Posts Tagged ‘noise’

An amphitheater grows in Brooklyn

Brooklyn borough president Marty Markowitz is promoting plans for an expanded 8,000-seat amphitheater at Coney Island’s beachfront Asser Levy Park, but yesterday’s New York Times highlights the ongoing community opposition to the project—on the grounds of traffic, crowding, and of course, noise.

Neighbors are concerned that the existing “quiet oasis with a modest bandshell” will be disturbed by what would become the city’s largest amphitheater in a public park.  The 9-acre park’s location as a buffer between Coney Island’s famous boardwalk and nearby residential neighborhoods pits the locals’ need for peace and quiet against a broad desire for “a Coney Island entertainment district that will restore the wider area to glory.”

Although the recently-updated NYC Noise Control Code does not itself restrict amplified sound at public, non-commercial performances, opponents of the project may have found a weapon in the city’s permitting rules—which may prohibit permits for sound devices within 500′ of a church during services.  With a synagogue across the street from the park, this could preclude use of the amphitheater during Friday night and Saturday service—a potentially prohibitive restriction for a facility that aims to draw top entertainers.

(Via Brooklyn real estate blog Brownstoner)
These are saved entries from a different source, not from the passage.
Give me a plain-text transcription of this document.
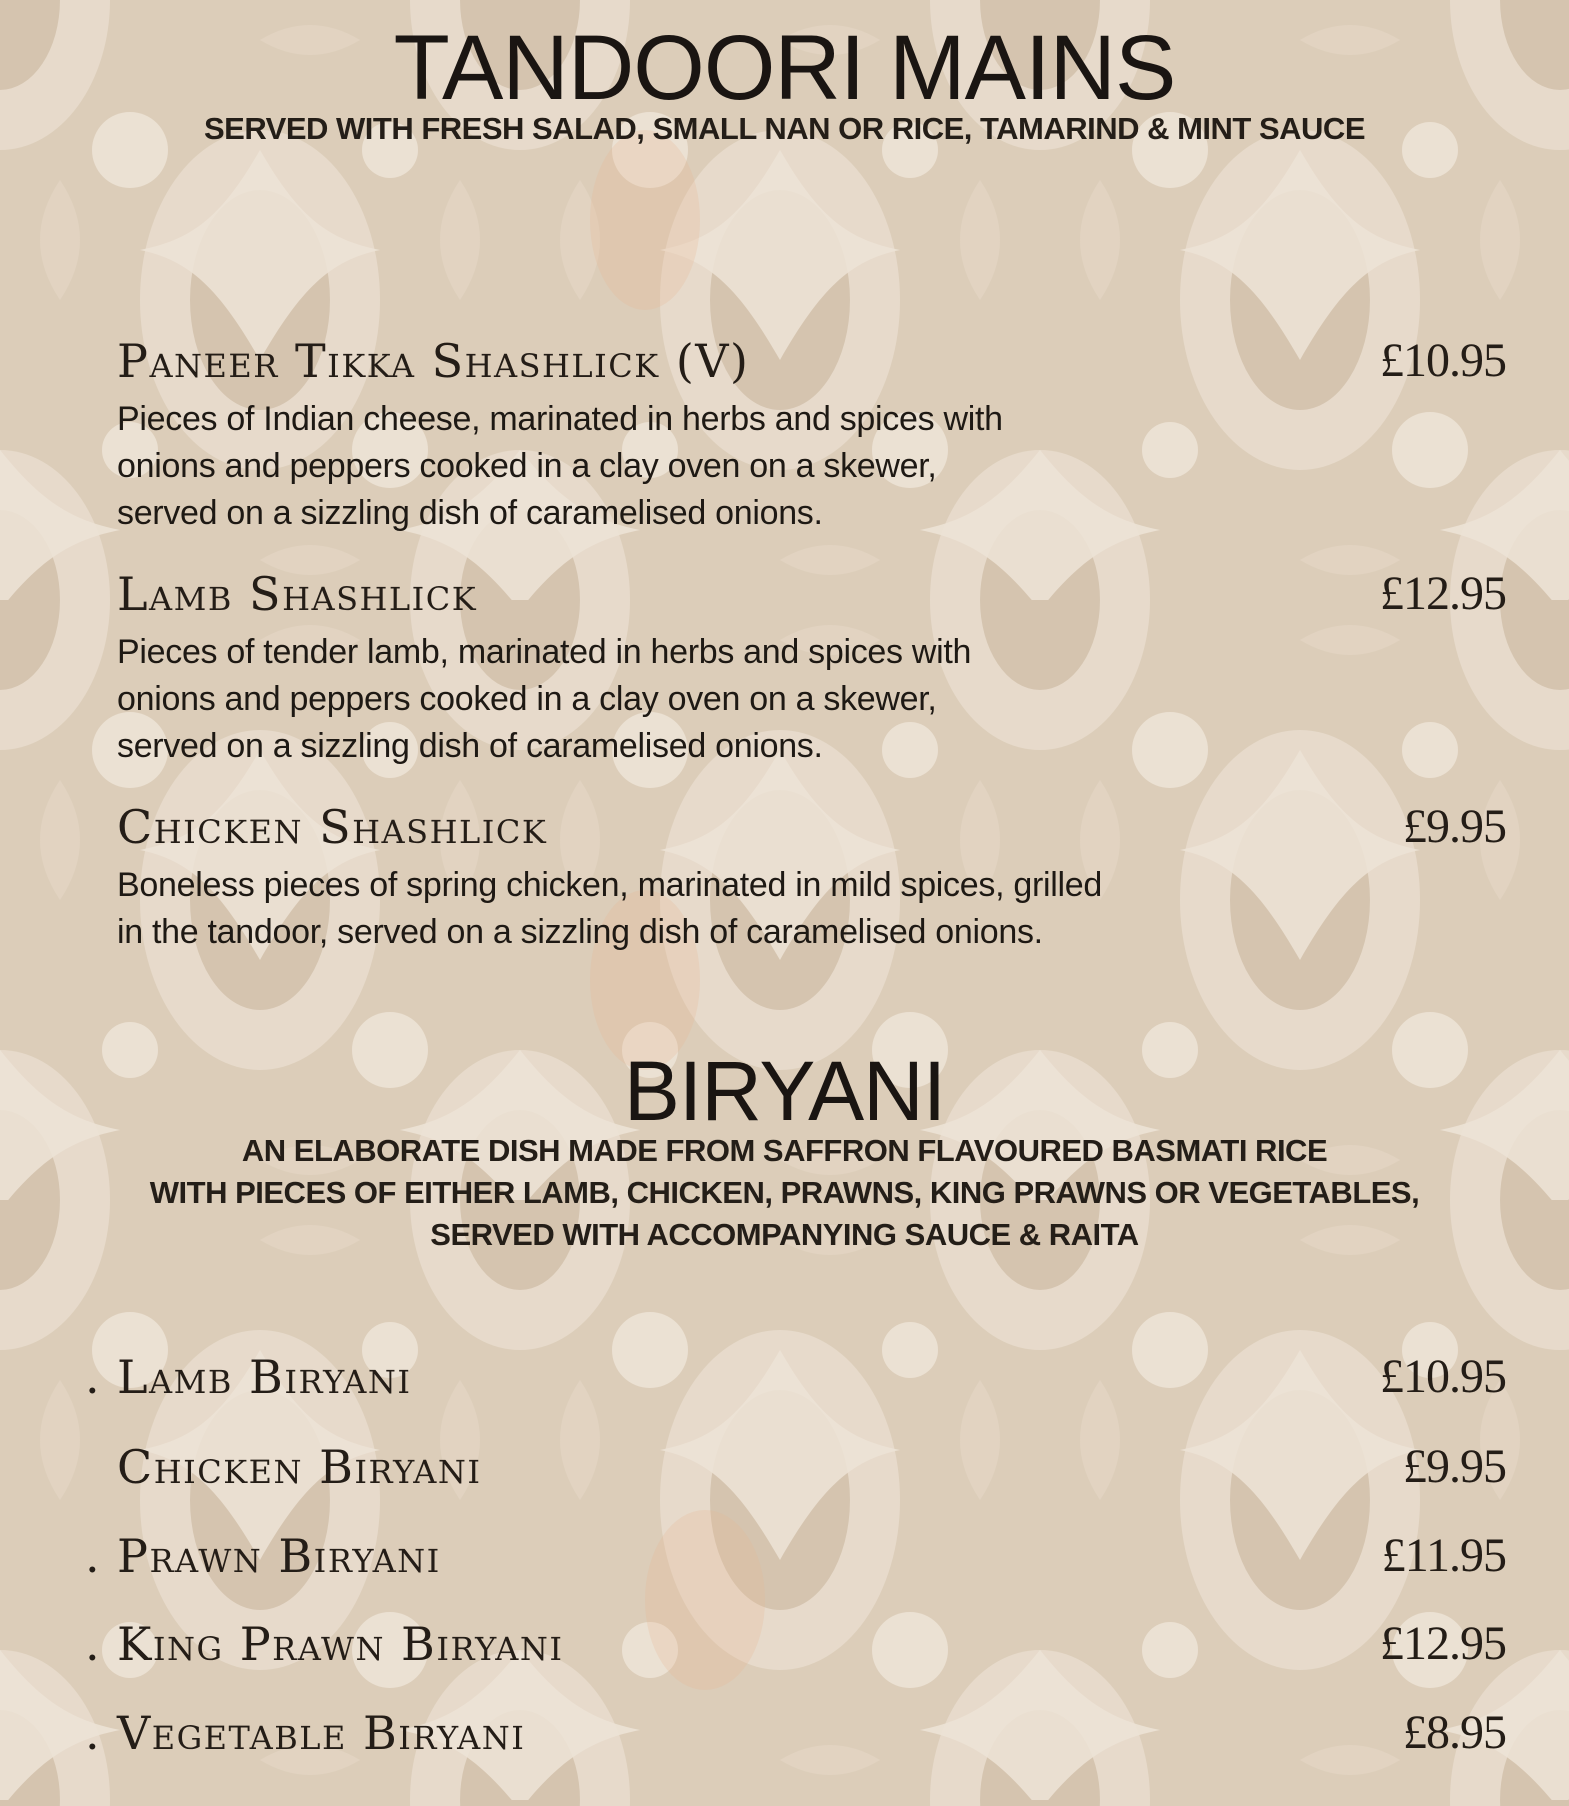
TANDOORI MAINS
SERVED WITH FRESH SALAD, SMALL NAN OR RICE, TAMARIND & MINT SAUCE
Paneer Tikka Shashlick (V)	£10.95
Pieces of Indian cheese, marinated in herbs and spices with
onions and peppers cooked in a clay oven on a skewer,
served on a sizzling dish of caramelised onions.
Lamb Shashlick	£12.95
Pieces of tender lamb, marinated in herbs and spices with
onions and peppers cooked in a clay oven on a skewer,
served on a sizzling dish of caramelised onions.
Chicken Shashlick	£9.95
Boneless pieces of spring chicken, marinated in mild spices, grilled
in the tandoor, served on a sizzling dish of caramelised onions.
BIRYANI
AN ELABORATE DISH MADE FROM SAFFRON FLAVOURED BASMATI RICE
WITH PIECES OF EITHER LAMB, CHICKEN, PRAWNS, KING PRAWNS OR VEGETABLES,
SERVED WITH ACCOMPANYING SAUCE & RAITA
. Lamb Biryani	£10.95
Chicken Biryani	£9.95
. Prawn Biryani	£11.95
. King Prawn Biryani	£12.95
. Vegetable Biryani	£8.95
Restaurants: the newer the noisier

Today’s Wall Street Journal features an article on noisy restaurants, and specifically why newer restaurants are noisier than ever.  Although the physical causes are nothing new—open kitchens, loud music, and hard finishes that provide little acoustic absorption—the article associates recent noise increases with the current economic downturn.  Interior style elements that traditionally absorb sound—heavy curtains, carpeting, linens, and upholstery— “telegraph a fine-dining message out of sync with today’s cost-conscious, informal diner.”

Of course, the clean, modern aesthetic sought by today’s upscale restaurant needn’t necessarily be a noisy one.  Acoustical treatments that absorb sound and reduce din don’t always take the form of plush carpet, soft upholstery, or heavy drapes; modern treatments can match almost any aesthetic conceivable, hiding behind smooth plaster, wood veneer, metal, transparent plastic, and even artwork.  Beyond matching acoustic performance to visual appearance, an acoustical consultant can  also ensure that these treatments don’t go overboard—unnecessarily deadening the lively, energetic feel that many popular restaurants thrive upon.

Noise is killing Paris nightlife

A recent article in the New York Times highlights the mounting conflict between Parisian revelers and “ever less mirthful” residents that “increasingly demand peace and quiet”.

The contributing causes—high urban density, gentrification that has more than doubled real estate values in recent years, and a 2008 tobacco ban that has sent patrons spilling out onto the sidewalks—closely parallel similar factors in New York City, where noise continues to be the #1 quality-of-life complaint. In response, the 2007 overhaul of the New York City Noise Control Code tightened limits on noise from bars, clubs, and restaurants.

In Paris, such conflicts (and the stepped up regulation that they precipitate) are forcing more and more bars and concert venues out of business, which has in turn lured musicians and DJs to other, more bohemian capitals (such as Berlin). To quote the article — “Paris may soon be dead at night.”

Thankfully, similar circumstances do not seem to have led to such dire consequences here in New York, which continues to enjoy a thriving nightlife—though not always without conflict.  Where a noise problem does occur, an acoustical consultant can help resolve it, either though improved acoustic separation, adjustment of sound systems, or both.  Many bar and restaurant operators, having faced noise issues in the past, work with an acoustical consultant in the design of any new space, to prevent these problems before they happen.